Alumni who were on campus in the years 1958, 1966, 1978 and 1993 will never forget how Oswego made headlines around the country and across the globe for the feet of snow that piled up in a matter of hours.
Judy Driscoll Skillen ’61 recalled the snowstorm that greeted students returning from the 1958 Thanksgiving Break. “I was living in Johnson at the time,” she said. “We never went to school that whole week. They airlifted in food.” Other grads tell stories of climbing out second story windows and walking on the tops of cars.
Oswego’s “Big Snow” of 1958 dropped nearly six feet of snow in five days and inspired the late Dr. Maurice O. Boyd, who directed the Symphonic Choir, to pen “Oswego Is Famous For Its Snow.”
The January Intercession of 1966 marked another massive storm.

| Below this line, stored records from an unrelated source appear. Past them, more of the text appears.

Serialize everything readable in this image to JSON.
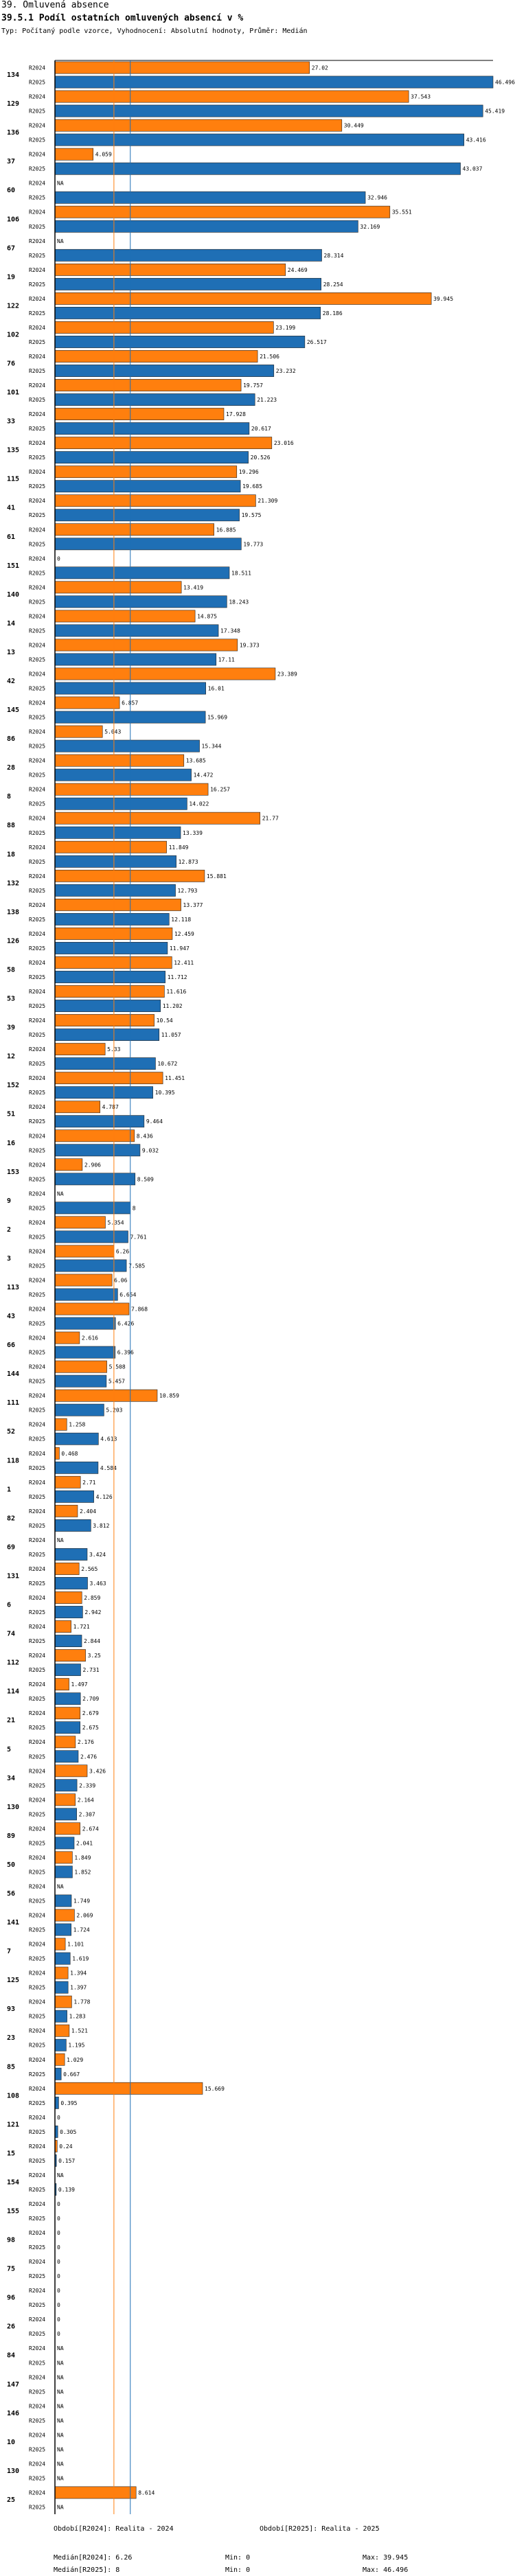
{
  "header": {
    "section_title": "39. Omluvená absence",
    "chart_title": "39.5.1 Podíl ostatních omluvených absencí v %",
    "subtitle": "Typ: Počítaný podle vzorce, Vyhodnocení: Absolutní hodnoty, Průměr: Medián"
  },
  "colors": {
    "r2024": "#ff7f0e",
    "r2025": "#1f6fb5",
    "median2024_line": "#ff7f0e",
    "median2025_line": "#1f6fb5"
  },
  "chart_data": {
    "type": "bar",
    "orientation": "horizontal",
    "title": "39.5.1 Podíl ostatních omluvených absencí v %",
    "xlim": [
      0,
      46.496
    ],
    "series_names": [
      "R2024",
      "R2025"
    ],
    "medians": {
      "R2024": 6.26,
      "R2025": 8
    },
    "groups": [
      {
        "id": "134",
        "R2024": 27.02,
        "R2025": 46.496
      },
      {
        "id": "129",
        "R2024": 37.543,
        "R2025": 45.419
      },
      {
        "id": "136",
        "R2024": 30.449,
        "R2025": 43.416
      },
      {
        "id": "37",
        "R2024": 4.059,
        "R2025": 43.037
      },
      {
        "id": "60",
        "R2024": "NA",
        "R2025": 32.946
      },
      {
        "id": "106",
        "R2024": 35.551,
        "R2025": 32.169
      },
      {
        "id": "67",
        "R2024": "NA",
        "R2025": 28.314
      },
      {
        "id": "19",
        "R2024": 24.469,
        "R2025": 28.254
      },
      {
        "id": "122",
        "R2024": 39.945,
        "R2025": 28.186
      },
      {
        "id": "102",
        "R2024": 23.199,
        "R2025": 26.517
      },
      {
        "id": "76",
        "R2024": 21.506,
        "R2025": 23.232
      },
      {
        "id": "101",
        "R2024": 19.757,
        "R2025": 21.223
      },
      {
        "id": "33",
        "R2024": 17.928,
        "R2025": 20.617
      },
      {
        "id": "135",
        "R2024": 23.016,
        "R2025": 20.526
      },
      {
        "id": "115",
        "R2024": 19.296,
        "R2025": 19.685
      },
      {
        "id": "41",
        "R2024": 21.309,
        "R2025": 19.575
      },
      {
        "id": "61",
        "R2024": 16.885,
        "R2025": 19.773
      },
      {
        "id": "151",
        "R2024": 0,
        "R2025": 18.511
      },
      {
        "id": "140",
        "R2024": 13.419,
        "R2025": 18.243
      },
      {
        "id": "14",
        "R2024": 14.875,
        "R2025": 17.348
      },
      {
        "id": "13",
        "R2024": 19.373,
        "R2025": 17.11
      },
      {
        "id": "42",
        "R2024": 23.389,
        "R2025": 16.01
      },
      {
        "id": "145",
        "R2024": 6.857,
        "R2025": 15.969
      },
      {
        "id": "86",
        "R2024": 5.043,
        "R2025": 15.344
      },
      {
        "id": "28",
        "R2024": 13.685,
        "R2025": 14.472
      },
      {
        "id": "8",
        "R2024": 16.257,
        "R2025": 14.022
      },
      {
        "id": "88",
        "R2024": 21.77,
        "R2025": 13.339
      },
      {
        "id": "18",
        "R2024": 11.849,
        "R2025": 12.873
      },
      {
        "id": "132",
        "R2024": 15.881,
        "R2025": 12.793
      },
      {
        "id": "138",
        "R2024": 13.377,
        "R2025": 12.118
      },
      {
        "id": "126",
        "R2024": 12.459,
        "R2025": 11.947
      },
      {
        "id": "58",
        "R2024": 12.411,
        "R2025": 11.712
      },
      {
        "id": "53",
        "R2024": 11.616,
        "R2025": 11.202
      },
      {
        "id": "39",
        "R2024": 10.54,
        "R2025": 11.057
      },
      {
        "id": "12",
        "R2024": 5.33,
        "R2025": 10.672
      },
      {
        "id": "152",
        "R2024": 11.451,
        "R2025": 10.395
      },
      {
        "id": "51",
        "R2024": 4.787,
        "R2025": 9.464
      },
      {
        "id": "16",
        "R2024": 8.436,
        "R2025": 9.032
      },
      {
        "id": "153",
        "R2024": 2.906,
        "R2025": 8.509
      },
      {
        "id": "9",
        "R2024": "NA",
        "R2025": 8
      },
      {
        "id": "2",
        "R2024": 5.354,
        "R2025": 7.761
      },
      {
        "id": "3",
        "R2024": 6.26,
        "R2025": 7.585
      },
      {
        "id": "113",
        "R2024": 6.06,
        "R2025": 6.654
      },
      {
        "id": "43",
        "R2024": 7.868,
        "R2025": 6.426
      },
      {
        "id": "66",
        "R2024": 2.616,
        "R2025": 6.396
      },
      {
        "id": "144",
        "R2024": 5.508,
        "R2025": 5.457
      },
      {
        "id": "111",
        "R2024": 10.859,
        "R2025": 5.203
      },
      {
        "id": "52",
        "R2024": 1.258,
        "R2025": 4.613
      },
      {
        "id": "118",
        "R2024": 0.468,
        "R2025": 4.584
      },
      {
        "id": "1",
        "R2024": 2.71,
        "R2025": 4.126
      },
      {
        "id": "82",
        "R2024": 2.404,
        "R2025": 3.812
      },
      {
        "id": "69",
        "R2024": "NA",
        "R2025": 3.424
      },
      {
        "id": "131",
        "R2024": 2.565,
        "R2025": 3.463
      },
      {
        "id": "6",
        "R2024": 2.859,
        "R2025": 2.942
      },
      {
        "id": "74",
        "R2024": 1.721,
        "R2025": 2.844
      },
      {
        "id": "112",
        "R2024": 3.25,
        "R2025": 2.731
      },
      {
        "id": "114",
        "R2024": 1.497,
        "R2025": 2.709
      },
      {
        "id": "21",
        "R2024": 2.679,
        "R2025": 2.675
      },
      {
        "id": "5",
        "R2024": 2.176,
        "R2025": 2.476
      },
      {
        "id": "34",
        "R2024": 3.426,
        "R2025": 2.339
      },
      {
        "id": "130",
        "R2024": 2.164,
        "R2025": 2.307
      },
      {
        "id": "89",
        "R2024": 2.674,
        "R2025": 2.041
      },
      {
        "id": "50",
        "R2024": 1.849,
        "R2025": 1.852
      },
      {
        "id": "56",
        "R2024": "NA",
        "R2025": 1.749
      },
      {
        "id": "141",
        "R2024": 2.069,
        "R2025": 1.724
      },
      {
        "id": "7",
        "R2024": 1.101,
        "R2025": 1.619
      },
      {
        "id": "125",
        "R2024": 1.394,
        "R2025": 1.397
      },
      {
        "id": "93",
        "R2024": 1.778,
        "R2025": 1.283
      },
      {
        "id": "23",
        "R2024": 1.521,
        "R2025": 1.195
      },
      {
        "id": "85",
        "R2024": 1.029,
        "R2025": 0.667
      },
      {
        "id": "108",
        "R2024": 15.669,
        "R2025": 0.395
      },
      {
        "id": "121",
        "R2024": 0,
        "R2025": 0.305
      },
      {
        "id": "15",
        "R2024": 0.24,
        "R2025": 0.157
      },
      {
        "id": "154",
        "R2024": "NA",
        "R2025": 0.139
      },
      {
        "id": "155",
        "R2024": 0,
        "R2025": 0
      },
      {
        "id": "98",
        "R2024": 0,
        "R2025": 0
      },
      {
        "id": "75",
        "R2024": 0,
        "R2025": 0
      },
      {
        "id": "96",
        "R2024": 0,
        "R2025": 0
      },
      {
        "id": "26",
        "R2024": 0,
        "R2025": 0
      },
      {
        "id": "84",
        "R2024": "NA",
        "R2025": "NA"
      },
      {
        "id": "147",
        "R2024": "NA",
        "R2025": "NA"
      },
      {
        "id": "146",
        "R2024": "NA",
        "R2025": "NA"
      },
      {
        "id": "10",
        "R2024": "NA",
        "R2025": "NA"
      },
      {
        "id": "130",
        "R2024": "NA",
        "R2025": "NA"
      },
      {
        "id": "25",
        "R2024": 8.614,
        "R2025": "NA"
      }
    ]
  },
  "footer": {
    "period1": "Období[R2024]: Realita - 2024",
    "period2": "Období[R2025]: Realita - 2025",
    "median1": "Medián[R2024]: 6.26",
    "median2": "Medián[R2025]: 8",
    "min1": "Min: 0",
    "min2": "Min: 0",
    "max1": "Max: 39.945",
    "max2": "Max: 46.496"
  }
}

The Blizzard of ’66, which saw 103 inches fall from Jan. 27 to 31, caused a bit of cabin fever, too. Linda Peters ’66, an Arethusa sister, recalled, ”We got so bored we got some chalk and played hopscotch in the hall.”
The snowfall of 1978 caused Oswego to become the butt of jokes for several nights on “The Johnny Carson Show,” and Carson even showed photos of the famous “snow bar” erected by students on West Fifth Street.
Grads who were on campus in 2004 and 2007 have vivid memories of monumental snowfalls too. From Jan. 26 to 30, 2004, 53.7 inches fell in just 113 hours, causing 966 classes to be cancelled. In February 2007, 72 inches of snow fell over seven days. Oswego was under a state of emergency with classes canceled for three days. The city received mention in The New York Times and alumni from as far away as Asia repored seeing news of Oswego’s blizzard.
Whatever era they graduated, Lakers will always be able to say with first hand knowledge that, “Oswego is famous for its snow.”